Accuracy and reduced accuracy of low-cost printed sensors are usually attributed to unreliable designs and cheaper materials and manufacturing techniques. An interesting idea, therefore, is to leverage machine learning algorithms on a statistically significant number of low-cost sensors (arrays) to potentially learn how to compensate for design and manufacturing flaws. So far, only a handful of research groups have reported significant progress in this exciting new approach to further improve the performance of inkjet-printed sensors beyond their physical limits. In 2019, he combined an array of 20 printed sensors with his two-step machine learning approach to produce an artificial nose used to classify foods.^{twenty four}. There, a characterized random forest or k-nearest neighbor classification (with similar accuracy) is first used to classify into food categories (e.g. cheese, liquor, oil). A combination selector scan is then used to classify specific foods within that category (e.g. rum, vodka, whiskey, gin, tequila as liquor)^{twenty four}. In 2020, researchers achieved sign-to-speech translation using a machine-learning-assisted stretchable sensor array.^{twenty five}.On the other hand, biomolecular and protein sensing^26,27can also detect gas and pollutant mixtures^28,29 Demonstrations have also been made using low-cost printed sensors with machine learning processing. In 2020, a multidisciplinary team developed a smartphone-based malaria DNA diagnostic tool used in rural Uganda to improve connectivity between rural Uganda and intensive care facilities.³⁰. They used a low-cost, paper-based, microfluidic diagnostic test and achieved over 98% disease detection accuracy.³⁰. In all these cases, the final idea was to equip these low-cost sensor arrays with some intelligence to perform a specific function. classification task^{24, 25, 26, 27, 28, 29, 31}.
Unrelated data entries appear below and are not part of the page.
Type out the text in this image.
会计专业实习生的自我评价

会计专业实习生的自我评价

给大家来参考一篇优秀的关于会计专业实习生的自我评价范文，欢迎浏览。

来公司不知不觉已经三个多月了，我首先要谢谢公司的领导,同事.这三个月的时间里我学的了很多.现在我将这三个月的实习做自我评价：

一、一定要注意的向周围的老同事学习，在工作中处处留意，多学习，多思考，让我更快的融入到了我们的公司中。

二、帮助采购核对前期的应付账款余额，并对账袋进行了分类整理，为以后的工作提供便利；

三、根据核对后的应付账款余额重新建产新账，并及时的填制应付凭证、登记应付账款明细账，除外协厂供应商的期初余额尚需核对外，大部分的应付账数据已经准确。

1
Low cost sensors usually give poor and inaccurate results due to the quality of the equipment. This study shows that using a low-cost temperature sensor in combination with a deep machine learning framework improves accuracy and precision. This opens up a wide range of applications, especially in the medical field, where cheaper sensors can be placed on different parts of the body while predicting body temperature.